We can make a founder haplotype generator as follows (sampling alleles randomly is not how Y-STR works, but it may work fine for founder haplotypes):

```{r}
generate_random_haplotype <- function() {
  partial_kit %>% 
    rowwise() %>% 
    mutate(Allele = IntegerAlleles[sample.int(length(IntegerAlleles), 1)]) %>% 
    pull(Allele)
}
```

Now, a new haplotype is created everytime the function is called (with no arguments):

```{r}
generate_random_haplotype()
generate_random_haplotype()
```

Of course such generator can also be created for a reference database with Y-STR profiles.

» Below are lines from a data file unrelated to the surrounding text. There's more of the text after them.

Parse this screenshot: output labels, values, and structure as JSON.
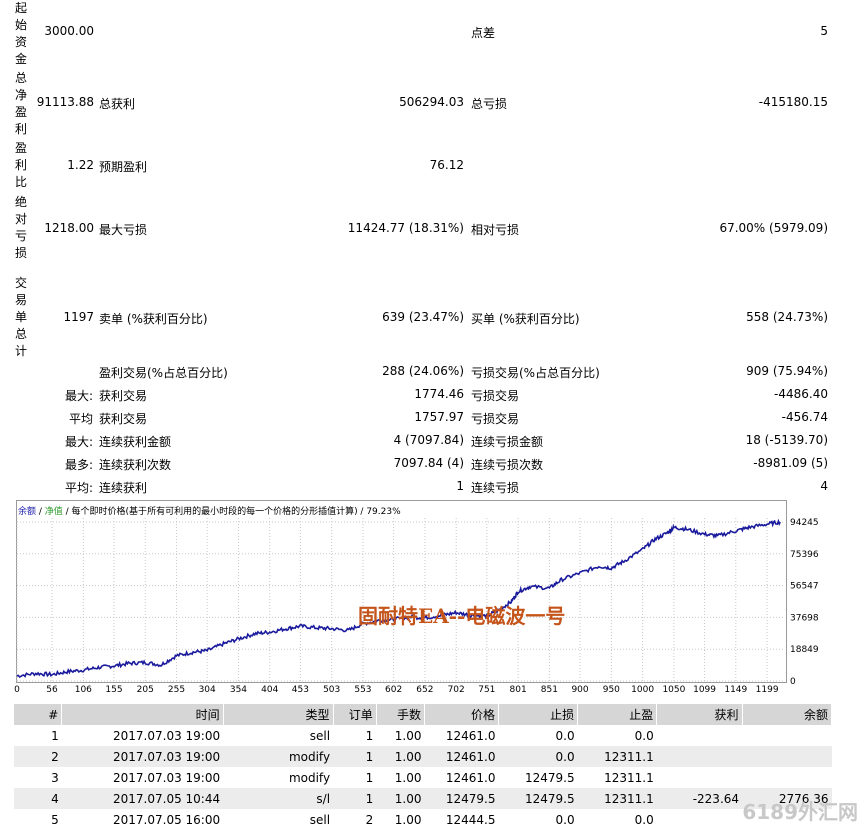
{
  "summary": {
    "initial_deposit_label": "起始资金",
    "initial_deposit": "3000.00",
    "spread_label": "点差",
    "spread": "5",
    "net_profit_label": "总净盈利",
    "net_profit": "91113.88",
    "gross_profit_label": "总获利",
    "gross_profit": "506294.03",
    "gross_loss_label": "总亏损",
    "gross_loss": "-415180.15",
    "profit_factor_label": "盈利比",
    "profit_factor": "1.22",
    "expected_payoff_label": "预期盈利",
    "expected_payoff": "76.12",
    "abs_drawdown_label": "绝对亏损",
    "abs_drawdown": "1218.00",
    "max_drawdown_label": "最大亏损",
    "max_drawdown": "11424.77 (18.31%)",
    "rel_drawdown_label": "相对亏损",
    "rel_drawdown": "67.00% (5979.09)",
    "total_trades_label": "交易单总计",
    "total_trades": "1197",
    "short_label": "卖单 (%获利百分比)",
    "short_value": "639 (23.47%)",
    "long_label": "买单 (%获利百分比)",
    "long_value": "558 (24.73%)",
    "profit_trades_label": "盈利交易(%占总百分比)",
    "profit_trades": "288 (24.06%)",
    "loss_trades_label": "亏损交易(%占总百分比)",
    "loss_trades": "909 (75.94%)",
    "row_max1_prefix": "最大:",
    "largest_profit_label": "获利交易",
    "largest_profit": "1774.46",
    "largest_loss_label": "亏损交易",
    "largest_loss": "-4486.40",
    "row_avg_prefix": "平均",
    "avg_profit_label": "获利交易",
    "avg_profit": "1757.97",
    "avg_loss_label": "亏损交易",
    "avg_loss": "-456.74",
    "row_max2_prefix": "最大:",
    "max_consec_wins_amt_label": "连续获利金额",
    "max_consec_wins_amt": "4 (7097.84)",
    "max_consec_loss_amt_label": "连续亏损金额",
    "max_consec_loss_amt": "18 (-5139.70)",
    "row_most_prefix": "最多:",
    "most_consec_wins_label": "连续获利次数",
    "most_consec_wins": "7097.84 (4)",
    "most_consec_loss_label": "连续亏损次数",
    "most_consec_loss": "-8981.09 (5)",
    "row_avg2_prefix": "平均:",
    "avg_consec_wins_label": "连续获利",
    "avg_consec_wins": "1",
    "avg_consec_loss_label": "连续亏损",
    "avg_consec_loss": "4"
  },
  "chart_legend": {
    "balance": "余额",
    "sep1": " / ",
    "equity": "净值",
    "rest": " / 每个即时价格(基于所有可利用的最小时段的每一个价格的分形插值计算) / 79.23%"
  },
  "watermark": "固耐特EA--电磁波一号",
  "site_mark": "6189外汇网",
  "chart_data": {
    "type": "line",
    "title": "",
    "xlabel": "",
    "ylabel": "",
    "x_ticks": [
      "0",
      "56",
      "106",
      "155",
      "205",
      "255",
      "304",
      "354",
      "404",
      "453",
      "503",
      "553",
      "602",
      "652",
      "702",
      "751",
      "801",
      "851",
      "900",
      "950",
      "1000",
      "1050",
      "1099",
      "1149",
      "1199"
    ],
    "y_ticks": [
      "94245",
      "75396",
      "56547",
      "37698",
      "18849",
      "0"
    ],
    "xlim": [
      0,
      1226
    ],
    "ylim": [
      0,
      94245
    ],
    "series": [
      {
        "color": "#1a1a9c",
        "x": [
          0,
          30,
          56,
          80,
          106,
          130,
          155,
          180,
          205,
          230,
          255,
          280,
          304,
          330,
          354,
          380,
          404,
          430,
          453,
          480,
          503,
          530,
          553,
          580,
          602,
          630,
          652,
          680,
          702,
          725,
          751,
          770,
          790,
          801,
          820,
          851,
          870,
          900,
          930,
          950,
          970,
          1000,
          1020,
          1040,
          1050,
          1070,
          1099,
          1120,
          1149,
          1170,
          1199,
          1220
        ],
        "values": [
          3000,
          4500,
          3800,
          5500,
          6500,
          8000,
          9000,
          10500,
          11000,
          9500,
          15000,
          17000,
          18000,
          22000,
          25000,
          28000,
          29000,
          31000,
          32500,
          31500,
          31000,
          30000,
          34000,
          36000,
          36500,
          38000,
          37500,
          39000,
          40500,
          39000,
          38500,
          42000,
          47000,
          53000,
          56000,
          55000,
          60000,
          64000,
          68000,
          67000,
          71000,
          78000,
          84000,
          88000,
          91000,
          90000,
          87000,
          86000,
          89000,
          91000,
          93000,
          94245
        ]
      }
    ]
  },
  "orders": {
    "headers": [
      "#",
      "时间",
      "类型",
      "订单",
      "手数",
      "价格",
      "止损",
      "止盈",
      "获利",
      "余额"
    ],
    "rows": [
      [
        "1",
        "2017.07.03 19:00",
        "sell",
        "1",
        "1.00",
        "12461.0",
        "0.0",
        "0.0",
        "",
        ""
      ],
      [
        "2",
        "2017.07.03 19:00",
        "modify",
        "1",
        "1.00",
        "12461.0",
        "0.0",
        "12311.1",
        "",
        ""
      ],
      [
        "3",
        "2017.07.03 19:00",
        "modify",
        "1",
        "1.00",
        "12461.0",
        "12479.5",
        "12311.1",
        "",
        ""
      ],
      [
        "4",
        "2017.07.05 10:44",
        "s/l",
        "1",
        "1.00",
        "12479.5",
        "12479.5",
        "12311.1",
        "-223.64",
        "2776.36"
      ],
      [
        "5",
        "2017.07.05 16:00",
        "sell",
        "2",
        "1.00",
        "12444.5",
        "0.0",
        "0.0",
        "",
        ""
      ]
    ]
  }
}
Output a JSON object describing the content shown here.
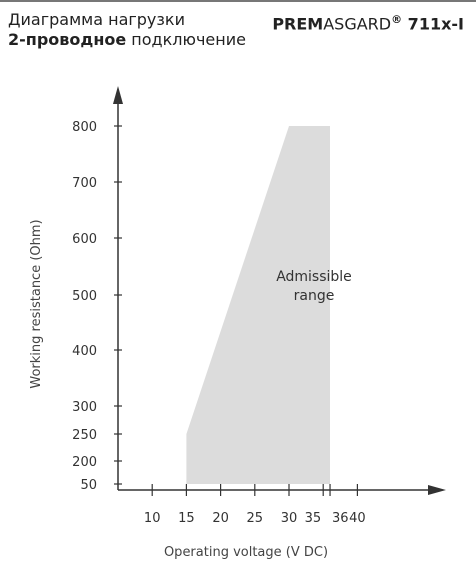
{
  "header": {
    "title": "Диаграмма нагрузки",
    "subtitle_bold": "2-проводное",
    "subtitle_rest": " подключение",
    "product_bold_1": "PREM",
    "product_normal": "ASGARD",
    "product_reg": "®",
    "product_bold_2": " 711x-I"
  },
  "colors": {
    "region_fill": "#dcdcdc",
    "axis": "#333333",
    "rule": "#777777"
  },
  "chart_data": {
    "type": "area",
    "title": "",
    "xlabel": "Operating voltage  (V DC)",
    "ylabel": "Working resistance  (Ohm)",
    "x_ticks": [
      10,
      15,
      20,
      25,
      30,
      35,
      36,
      40
    ],
    "y_ticks": [
      50,
      200,
      250,
      300,
      400,
      500,
      600,
      700,
      800
    ],
    "region": {
      "label_line1": "Admissible",
      "label_line2": "range",
      "points": [
        {
          "x": 15,
          "y": 50
        },
        {
          "x": 15,
          "y": 250
        },
        {
          "x": 30,
          "y": 800
        },
        {
          "x": 36,
          "y": 800
        },
        {
          "x": 36,
          "y": 50
        }
      ]
    }
  }
}
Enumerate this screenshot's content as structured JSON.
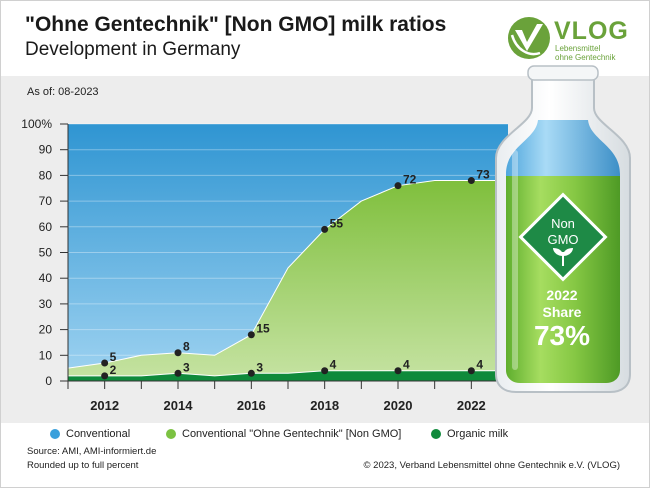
{
  "header": {
    "title": "\"Ohne Gentechnik\" [Non GMO] milk ratios",
    "subtitle": "Development in Germany"
  },
  "logo": {
    "word": "VLOG",
    "line1": "Lebensmittel",
    "line2": "ohne Gentechnik"
  },
  "as_of": "As of: 08-2023",
  "bottle": {
    "badge_line1": "Non",
    "badge_line2": "GMO",
    "year": "2022",
    "share_label": "Share",
    "share_value": "73%"
  },
  "legend": [
    {
      "label": "Conventional",
      "color": "#3aa0dc"
    },
    {
      "label": "Conventional \"Ohne Gentechnik\" [Non GMO]",
      "color": "#7cc242"
    },
    {
      "label": "Organic milk",
      "color": "#0f8a3b"
    }
  ],
  "footer": {
    "source": "Source: AMI, AMI-informiert.de",
    "rounding": "Rounded up to full percent",
    "copyright": "© 2023, Verband Lebensmittel ohne Gentechnik e.V. (VLOG)"
  },
  "colors": {
    "conventional": "#3a9ed8",
    "non_gmo": "#8cc63f",
    "organic": "#0f8a3b",
    "bottle_green": "#7cc242",
    "badge": "#1e8a46"
  },
  "chart_data": {
    "type": "area",
    "x": [
      2011,
      2012,
      2013,
      2014,
      2015,
      2016,
      2017,
      2018,
      2019,
      2020,
      2021,
      2022,
      2023
    ],
    "xticks": [
      2012,
      2014,
      2016,
      2018,
      2020,
      2022
    ],
    "xtick_labels": [
      "2012",
      "2014",
      "2016",
      "2018",
      "2020",
      "2022"
    ],
    "ylim": [
      0,
      100
    ],
    "yticks": [
      0,
      10,
      20,
      30,
      40,
      50,
      60,
      70,
      80,
      90,
      100
    ],
    "ytick_labels": [
      "0",
      "10",
      "20",
      "30",
      "40",
      "50",
      "60",
      "70",
      "80",
      "90",
      "100%"
    ],
    "series": [
      {
        "name": "Organic milk",
        "values": [
          2,
          2,
          2,
          3,
          2,
          3,
          3,
          4,
          4,
          4,
          4,
          4,
          4
        ]
      },
      {
        "name": "Conventional \"Ohne Gentechnik\" [Non GMO]",
        "values": [
          5,
          7,
          10,
          11,
          10,
          18,
          44,
          59,
          70,
          76,
          78,
          78,
          78
        ]
      }
    ],
    "labeled_points": [
      {
        "x": 2012,
        "y": 7,
        "label": "5"
      },
      {
        "x": 2012,
        "y": 2,
        "label": "2"
      },
      {
        "x": 2014,
        "y": 11,
        "label": "8"
      },
      {
        "x": 2014,
        "y": 3,
        "label": "3"
      },
      {
        "x": 2016,
        "y": 18,
        "label": "15"
      },
      {
        "x": 2016,
        "y": 3,
        "label": "3"
      },
      {
        "x": 2018,
        "y": 59,
        "label": "55"
      },
      {
        "x": 2018,
        "y": 4,
        "label": "4"
      },
      {
        "x": 2020,
        "y": 76,
        "label": "72"
      },
      {
        "x": 2020,
        "y": 4,
        "label": "4"
      },
      {
        "x": 2022,
        "y": 78,
        "label": "73"
      },
      {
        "x": 2022,
        "y": 4,
        "label": "4"
      }
    ]
  }
}
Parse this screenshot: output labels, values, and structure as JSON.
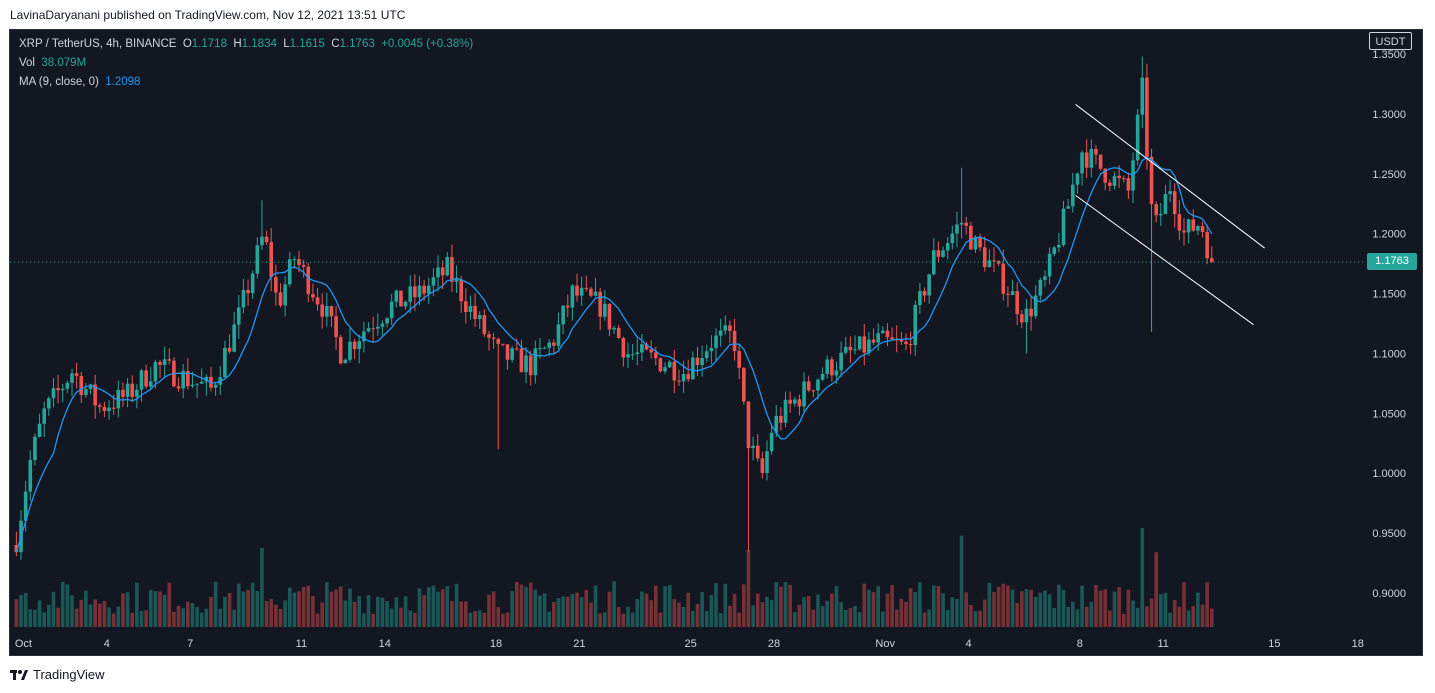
{
  "caption": "LavinaDaryanani published on TradingView.com, Nov 12, 2021 13:51 UTC",
  "legend": {
    "symbol": "XRP / TetherUS, 4h, BINANCE",
    "o_label": "O",
    "o": "1.1718",
    "h_label": "H",
    "h": "1.1834",
    "l_label": "L",
    "l": "1.1615",
    "c_label": "C",
    "c": "1.1763",
    "change": "+0.0045 (+0.38%)",
    "vol_label": "Vol",
    "vol": "38.079M",
    "ma_label": "MA (9, close, 0)",
    "ma": "1.2098"
  },
  "price_unit": "USDT",
  "current_price_label": "1.1763",
  "brand": "TradingView",
  "colors": {
    "up": "#26a69a",
    "down": "#ef5350",
    "ma": "#2196f3",
    "background": "#131722",
    "text": "#d1d4dc"
  },
  "chart_data": {
    "type": "candlestick",
    "ylim": [
      0.87,
      1.36
    ],
    "yticks": [
      "1.3500",
      "1.3000",
      "1.2500",
      "1.2000",
      "1.1500",
      "1.1000",
      "1.0500",
      "1.0000",
      "0.9500",
      "0.9000"
    ],
    "xticks": [
      {
        "label": "Oct",
        "day": 1
      },
      {
        "label": "4",
        "day": 4
      },
      {
        "label": "7",
        "day": 7
      },
      {
        "label": "11",
        "day": 11
      },
      {
        "label": "14",
        "day": 14
      },
      {
        "label": "18",
        "day": 18
      },
      {
        "label": "21",
        "day": 21
      },
      {
        "label": "25",
        "day": 25
      },
      {
        "label": "28",
        "day": 28
      },
      {
        "label": "Nov",
        "day": 32
      },
      {
        "label": "4",
        "day": 35
      },
      {
        "label": "8",
        "day": 39
      },
      {
        "label": "11",
        "day": 42
      },
      {
        "label": "15",
        "day": 46
      },
      {
        "label": "18",
        "day": 49
      }
    ],
    "current_price": 1.1763,
    "close_anchors": [
      {
        "day": 1.0,
        "close": 0.945
      },
      {
        "day": 1.5,
        "close": 1.01
      },
      {
        "day": 2.0,
        "close": 1.05
      },
      {
        "day": 3.0,
        "close": 1.085
      },
      {
        "day": 4.0,
        "close": 1.055
      },
      {
        "day": 5.0,
        "close": 1.065
      },
      {
        "day": 6.0,
        "close": 1.09
      },
      {
        "day": 7.0,
        "close": 1.08
      },
      {
        "day": 8.0,
        "close": 1.07
      },
      {
        "day": 9.0,
        "close": 1.13
      },
      {
        "day": 9.9,
        "close": 1.2
      },
      {
        "day": 10.4,
        "close": 1.14
      },
      {
        "day": 11.0,
        "close": 1.18
      },
      {
        "day": 12.0,
        "close": 1.14
      },
      {
        "day": 12.7,
        "close": 1.1
      },
      {
        "day": 13.5,
        "close": 1.12
      },
      {
        "day": 14.5,
        "close": 1.14
      },
      {
        "day": 15.5,
        "close": 1.15
      },
      {
        "day": 16.5,
        "close": 1.17
      },
      {
        "day": 17.5,
        "close": 1.13
      },
      {
        "day": 18.3,
        "close": 1.1
      },
      {
        "day": 19.5,
        "close": 1.09
      },
      {
        "day": 20.3,
        "close": 1.11
      },
      {
        "day": 21.0,
        "close": 1.15
      },
      {
        "day": 22.0,
        "close": 1.14
      },
      {
        "day": 23.0,
        "close": 1.1
      },
      {
        "day": 24.0,
        "close": 1.095
      },
      {
        "day": 25.0,
        "close": 1.085
      },
      {
        "day": 26.0,
        "close": 1.11
      },
      {
        "day": 26.8,
        "close": 1.115
      },
      {
        "day": 27.3,
        "close": 1.03
      },
      {
        "day": 27.8,
        "close": 0.995
      },
      {
        "day": 28.2,
        "close": 1.04
      },
      {
        "day": 29.0,
        "close": 1.06
      },
      {
        "day": 30.0,
        "close": 1.085
      },
      {
        "day": 31.0,
        "close": 1.1
      },
      {
        "day": 32.0,
        "close": 1.11
      },
      {
        "day": 33.0,
        "close": 1.105
      },
      {
        "day": 34.0,
        "close": 1.18
      },
      {
        "day": 35.0,
        "close": 1.21
      },
      {
        "day": 35.5,
        "close": 1.19
      },
      {
        "day": 36.5,
        "close": 1.16
      },
      {
        "day": 37.3,
        "close": 1.13
      },
      {
        "day": 38.0,
        "close": 1.16
      },
      {
        "day": 38.8,
        "close": 1.22
      },
      {
        "day": 39.3,
        "close": 1.27
      },
      {
        "day": 40.0,
        "close": 1.255
      },
      {
        "day": 41.0,
        "close": 1.235
      },
      {
        "day": 41.5,
        "close": 1.32
      },
      {
        "day": 41.9,
        "close": 1.2
      },
      {
        "day": 42.5,
        "close": 1.24
      },
      {
        "day": 43.0,
        "close": 1.2
      },
      {
        "day": 43.6,
        "close": 1.21
      },
      {
        "day": 44.0,
        "close": 1.1763
      }
    ],
    "volume_spikes": [
      {
        "day": 9.9,
        "level": 0.72
      },
      {
        "day": 27.4,
        "level": 0.7
      },
      {
        "day": 35.0,
        "level": 0.83
      },
      {
        "day": 41.5,
        "level": 0.9
      },
      {
        "day": 42.0,
        "level": 0.68
      }
    ],
    "channel": {
      "upper": [
        {
          "day": 39.1,
          "price": 1.308
        },
        {
          "day": 45.9,
          "price": 1.188
        }
      ],
      "lower": [
        {
          "day": 39.1,
          "price": 1.232
        },
        {
          "day": 45.5,
          "price": 1.124
        }
      ]
    }
  }
}
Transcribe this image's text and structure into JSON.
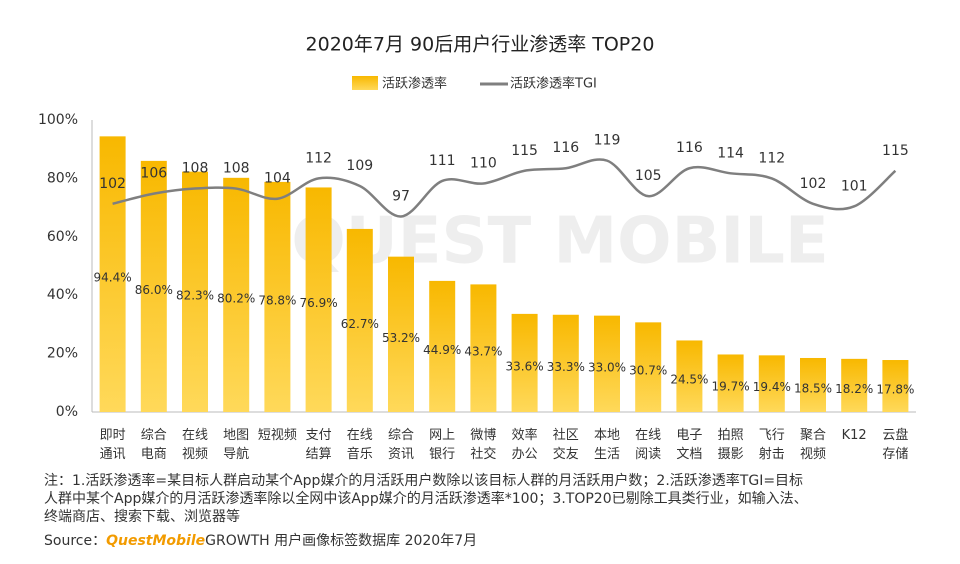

Now, we are ready to assign haplotypes to the genealogy:

```{r}
set.seed(1)
pedigrees_all_populate_haplotypes_custom_founders(
  pedigrees = pedigrees, 
  get_founder_haplotype = generate_random_haplotype,
  mutation_rates = mu,
  progress = FALSE)
```

We can now plot pedigrees with haplotype information (note that `as_tbl_graph` needs to be called again):

```{r}
g_ped2 <- as_tbl_graph(pedigrees) %>% 
  activate(nodes) %>% 
  filter(ped_id == PED_ID) %>%
  group_by(name) %>% 
  mutate(haplotype_str = paste0(haplotype[[1]], collapse = ";"))
  #mutate(haplotype_str = map(haplotype, paste0, collapse = ";")[[1]])

if (requireNamespace("ggraph", quietly = TRUE)) {
  library(ggraph)
  p <- ggraph(g_ped2, layout = 'tree') +
      geom_edge_link() +
      geom_node_point(aes(color = haplotype_str), size = 8) +
      geom_node_text(aes(label = name), color = "white") +
      theme_graph() 
  print(p)
}
```


# Counting matches

We have `live_pop` from the population. 

## Drawing an individual and counting matches

```{r}
set.seed(5)
Q_index <- sample.int(n = length(live_pop), size = 1)
Q <- live_pop[[Q_index]]
print_individual(Q)
Q_hap <- get_haplotype(Q)
Q_hap
```

Now, count matches in live part of pedigree and in live part of population:

```{r}
Q_ped <- get_pedigree_from_individual(Q)
ped_live_matches <- count_haplotype_occurrences_pedigree(
  pedigree = Q_ped, 
  haplotype = Q_hap, 
  generation_upper_bound_in_result = 2) # gen 0, 1, 2
pop_live_matches <- count_haplotype_occurrences_individuals(
  individuals = live_pop, 
  haplotype = Q_hap)

ped_live_matches
pop_live_matches
```


We can also inspect pedigree matches information about number of meioses and $L_1$ distances:

```{r}
path_details <- pedigree_haplotype_matches_in_pedigree_meiosis_L1_dists(
  suspect = Q, 
  generation_upper_bound_in_result = 2)
```

```{r}
nrow(path_details)
head(path_details)
```

This can of course be repeated to many populations (genealogies, haplotype processes, suspects etc.). Also note that variability can be put on mutation rates, e.g. by a Bayesian approach.